Depending on when you read this, the Board of Trustees will vote or voted on a tuition increase for the Vermont State Colleges on Feb. 20. A trustees’ committee recommended that tuition stay the same on Feb. 13 in Montpelier. They voted the entire student body of the Vermont State Colleges into a hunger strike.
They didn’t do so out of any cruelty or confusion. The argument over VSC tuition increase is a clash of the best intentions.
Here’s the argument. Tim Donovan is the chancellor of the Vermont State Colleges. Mr. Donovan has recommended a 3% tuition increase over the next two years.
Annual in-state tuition costs $9,312. A 3% increase will add $279.36.
A 3% increase would add about $200,000 for the colleges. I want to remind you about inflation. It exists. Nothing stays the same. Except our tuition, if this vote turns out the way it seems.
Jerome Diamond voted against the tuition increase. He said, “I want to shift the burden from the student and back to where it belongs to the state of Vermont. I know there are limitations, that we don’t have money for everything, but education and higher education is key.”

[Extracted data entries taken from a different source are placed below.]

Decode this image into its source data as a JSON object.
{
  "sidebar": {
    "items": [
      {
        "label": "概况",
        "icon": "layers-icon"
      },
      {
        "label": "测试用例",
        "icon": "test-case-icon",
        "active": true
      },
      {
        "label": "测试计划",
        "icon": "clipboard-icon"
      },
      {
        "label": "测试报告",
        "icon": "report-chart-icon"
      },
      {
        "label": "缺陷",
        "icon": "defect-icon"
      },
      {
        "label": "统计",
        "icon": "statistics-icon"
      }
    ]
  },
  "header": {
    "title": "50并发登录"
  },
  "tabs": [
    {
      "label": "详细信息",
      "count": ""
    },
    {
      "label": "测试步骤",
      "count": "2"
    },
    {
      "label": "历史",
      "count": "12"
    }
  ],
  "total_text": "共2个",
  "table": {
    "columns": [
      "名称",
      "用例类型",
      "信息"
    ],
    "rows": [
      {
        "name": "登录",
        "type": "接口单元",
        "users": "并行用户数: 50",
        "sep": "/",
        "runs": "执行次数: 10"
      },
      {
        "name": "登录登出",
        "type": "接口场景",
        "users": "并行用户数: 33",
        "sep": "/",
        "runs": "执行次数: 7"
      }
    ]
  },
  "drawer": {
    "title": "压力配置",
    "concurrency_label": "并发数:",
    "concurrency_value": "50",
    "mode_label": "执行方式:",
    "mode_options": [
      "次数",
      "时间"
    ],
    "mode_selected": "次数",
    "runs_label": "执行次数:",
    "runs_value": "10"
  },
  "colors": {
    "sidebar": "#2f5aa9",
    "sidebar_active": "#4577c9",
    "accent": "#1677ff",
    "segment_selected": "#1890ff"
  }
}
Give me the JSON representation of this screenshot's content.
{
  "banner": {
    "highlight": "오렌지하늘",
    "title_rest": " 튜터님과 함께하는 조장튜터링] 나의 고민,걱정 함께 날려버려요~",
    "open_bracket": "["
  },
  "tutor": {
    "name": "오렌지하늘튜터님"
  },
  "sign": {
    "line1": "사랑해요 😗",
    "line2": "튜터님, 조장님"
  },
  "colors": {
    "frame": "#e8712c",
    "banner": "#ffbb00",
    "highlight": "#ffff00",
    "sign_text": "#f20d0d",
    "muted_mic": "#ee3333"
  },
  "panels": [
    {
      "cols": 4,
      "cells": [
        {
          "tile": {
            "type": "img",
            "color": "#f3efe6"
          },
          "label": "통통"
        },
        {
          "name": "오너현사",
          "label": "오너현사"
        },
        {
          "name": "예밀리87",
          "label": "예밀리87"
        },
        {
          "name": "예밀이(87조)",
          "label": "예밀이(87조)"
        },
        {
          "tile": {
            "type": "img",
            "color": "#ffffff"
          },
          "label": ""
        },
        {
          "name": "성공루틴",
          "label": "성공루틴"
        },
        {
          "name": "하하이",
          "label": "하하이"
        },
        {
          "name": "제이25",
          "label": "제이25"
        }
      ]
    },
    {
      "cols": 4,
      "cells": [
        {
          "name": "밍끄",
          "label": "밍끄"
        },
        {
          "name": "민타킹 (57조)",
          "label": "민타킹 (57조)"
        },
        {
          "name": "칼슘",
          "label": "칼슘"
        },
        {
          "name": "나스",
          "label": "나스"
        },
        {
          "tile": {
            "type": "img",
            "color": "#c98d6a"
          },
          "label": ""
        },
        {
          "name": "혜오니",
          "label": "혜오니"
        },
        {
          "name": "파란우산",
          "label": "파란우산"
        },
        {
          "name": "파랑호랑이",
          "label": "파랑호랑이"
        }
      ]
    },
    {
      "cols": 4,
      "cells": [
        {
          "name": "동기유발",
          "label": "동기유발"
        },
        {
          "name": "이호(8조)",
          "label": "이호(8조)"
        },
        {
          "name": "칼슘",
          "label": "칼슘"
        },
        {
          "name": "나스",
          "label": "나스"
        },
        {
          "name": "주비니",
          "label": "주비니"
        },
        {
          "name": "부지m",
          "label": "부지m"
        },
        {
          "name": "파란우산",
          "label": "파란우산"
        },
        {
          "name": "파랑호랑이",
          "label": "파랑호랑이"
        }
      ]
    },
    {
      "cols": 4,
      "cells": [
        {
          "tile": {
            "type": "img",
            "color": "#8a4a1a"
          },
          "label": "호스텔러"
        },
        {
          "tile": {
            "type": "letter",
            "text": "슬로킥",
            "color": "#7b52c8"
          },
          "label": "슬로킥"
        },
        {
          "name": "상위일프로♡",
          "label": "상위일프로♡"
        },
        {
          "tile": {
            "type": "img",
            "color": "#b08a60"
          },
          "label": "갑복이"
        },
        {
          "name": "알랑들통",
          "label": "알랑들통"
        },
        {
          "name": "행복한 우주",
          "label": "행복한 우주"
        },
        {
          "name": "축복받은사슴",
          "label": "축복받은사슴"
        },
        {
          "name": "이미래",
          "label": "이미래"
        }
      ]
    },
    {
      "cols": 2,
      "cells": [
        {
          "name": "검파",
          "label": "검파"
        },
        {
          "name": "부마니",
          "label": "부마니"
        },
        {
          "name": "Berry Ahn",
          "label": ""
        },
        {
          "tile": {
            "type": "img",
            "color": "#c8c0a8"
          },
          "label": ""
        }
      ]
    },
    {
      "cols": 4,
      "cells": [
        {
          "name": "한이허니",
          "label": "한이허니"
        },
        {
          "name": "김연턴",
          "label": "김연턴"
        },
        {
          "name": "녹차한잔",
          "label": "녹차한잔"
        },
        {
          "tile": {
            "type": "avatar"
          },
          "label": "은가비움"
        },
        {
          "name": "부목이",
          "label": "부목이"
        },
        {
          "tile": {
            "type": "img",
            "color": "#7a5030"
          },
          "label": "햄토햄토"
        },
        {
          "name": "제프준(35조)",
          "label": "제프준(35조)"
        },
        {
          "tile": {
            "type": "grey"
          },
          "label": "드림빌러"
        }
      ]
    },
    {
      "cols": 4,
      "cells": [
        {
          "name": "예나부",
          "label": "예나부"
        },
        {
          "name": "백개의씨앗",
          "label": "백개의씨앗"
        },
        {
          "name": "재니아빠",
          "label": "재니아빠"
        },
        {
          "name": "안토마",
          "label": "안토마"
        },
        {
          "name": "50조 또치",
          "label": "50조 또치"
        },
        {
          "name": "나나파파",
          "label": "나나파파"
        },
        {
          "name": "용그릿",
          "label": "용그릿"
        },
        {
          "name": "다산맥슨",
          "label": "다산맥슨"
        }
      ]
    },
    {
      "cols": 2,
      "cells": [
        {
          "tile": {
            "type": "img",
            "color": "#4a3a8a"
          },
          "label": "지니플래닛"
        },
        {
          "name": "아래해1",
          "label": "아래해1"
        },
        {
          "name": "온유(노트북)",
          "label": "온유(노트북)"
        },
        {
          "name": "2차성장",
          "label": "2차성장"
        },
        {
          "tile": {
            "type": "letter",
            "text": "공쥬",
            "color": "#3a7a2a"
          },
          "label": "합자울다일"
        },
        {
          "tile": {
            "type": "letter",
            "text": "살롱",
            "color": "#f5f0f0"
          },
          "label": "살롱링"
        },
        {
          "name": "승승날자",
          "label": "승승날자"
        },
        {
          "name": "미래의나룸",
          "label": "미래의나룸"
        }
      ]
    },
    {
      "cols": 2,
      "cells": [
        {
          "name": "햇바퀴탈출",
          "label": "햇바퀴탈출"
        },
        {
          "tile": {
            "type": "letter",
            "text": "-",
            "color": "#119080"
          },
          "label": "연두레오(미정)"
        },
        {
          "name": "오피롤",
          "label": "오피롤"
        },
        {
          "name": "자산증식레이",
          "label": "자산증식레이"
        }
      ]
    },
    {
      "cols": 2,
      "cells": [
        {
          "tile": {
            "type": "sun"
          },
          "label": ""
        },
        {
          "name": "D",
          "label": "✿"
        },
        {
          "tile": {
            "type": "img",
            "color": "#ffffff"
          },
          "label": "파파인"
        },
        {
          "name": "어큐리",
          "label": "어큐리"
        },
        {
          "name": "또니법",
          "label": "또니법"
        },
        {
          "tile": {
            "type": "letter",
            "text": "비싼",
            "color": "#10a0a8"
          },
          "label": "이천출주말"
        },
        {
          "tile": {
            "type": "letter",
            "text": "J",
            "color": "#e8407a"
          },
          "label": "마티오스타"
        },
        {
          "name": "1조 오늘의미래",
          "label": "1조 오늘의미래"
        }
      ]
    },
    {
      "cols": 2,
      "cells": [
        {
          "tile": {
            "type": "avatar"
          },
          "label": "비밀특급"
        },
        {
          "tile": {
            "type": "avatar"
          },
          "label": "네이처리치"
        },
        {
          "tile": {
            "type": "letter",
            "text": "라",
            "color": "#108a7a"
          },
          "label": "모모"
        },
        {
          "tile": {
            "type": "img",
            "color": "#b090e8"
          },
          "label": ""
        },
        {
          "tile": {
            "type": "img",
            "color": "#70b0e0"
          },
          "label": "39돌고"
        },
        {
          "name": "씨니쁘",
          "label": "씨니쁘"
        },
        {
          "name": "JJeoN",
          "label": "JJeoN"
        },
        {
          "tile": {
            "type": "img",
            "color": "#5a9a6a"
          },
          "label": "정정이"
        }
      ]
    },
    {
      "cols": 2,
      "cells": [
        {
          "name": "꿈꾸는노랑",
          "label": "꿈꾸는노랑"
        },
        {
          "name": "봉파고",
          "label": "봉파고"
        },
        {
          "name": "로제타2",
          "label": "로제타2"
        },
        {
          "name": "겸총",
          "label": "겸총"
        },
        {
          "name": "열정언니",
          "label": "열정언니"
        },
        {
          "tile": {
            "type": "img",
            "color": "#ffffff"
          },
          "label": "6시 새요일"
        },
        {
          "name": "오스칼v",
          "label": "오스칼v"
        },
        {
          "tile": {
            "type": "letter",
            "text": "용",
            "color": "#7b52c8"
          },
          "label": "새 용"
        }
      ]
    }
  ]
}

There is nothing about Mr. Diamond’s ideas that isn’t completely admirable. But there’s something that’s delusional. There’s a difference between optimism and idealism. The difference is reality. It would be ideal if not raising the tuition cost when the state colleges are in dire need of funding would inspire the State to action. Begging the State for more funding hasn’t inspired them at all. The idea that starving our students will force the State into action is just that, an idea, and not one produced by examining what’s happened so far.
Voting against the tuition increase for this reason is like not voting in the Presidential Election because one doesn’t approve of the system. It’s a great display of principle, but it’s a display no one will notice. It’s one less voice. It’s standing in the corner with one’s arms crossed while the other kids play.
It’s also completely understandable. There are no villains. But there is a choice with promised positive effects and a choice with none.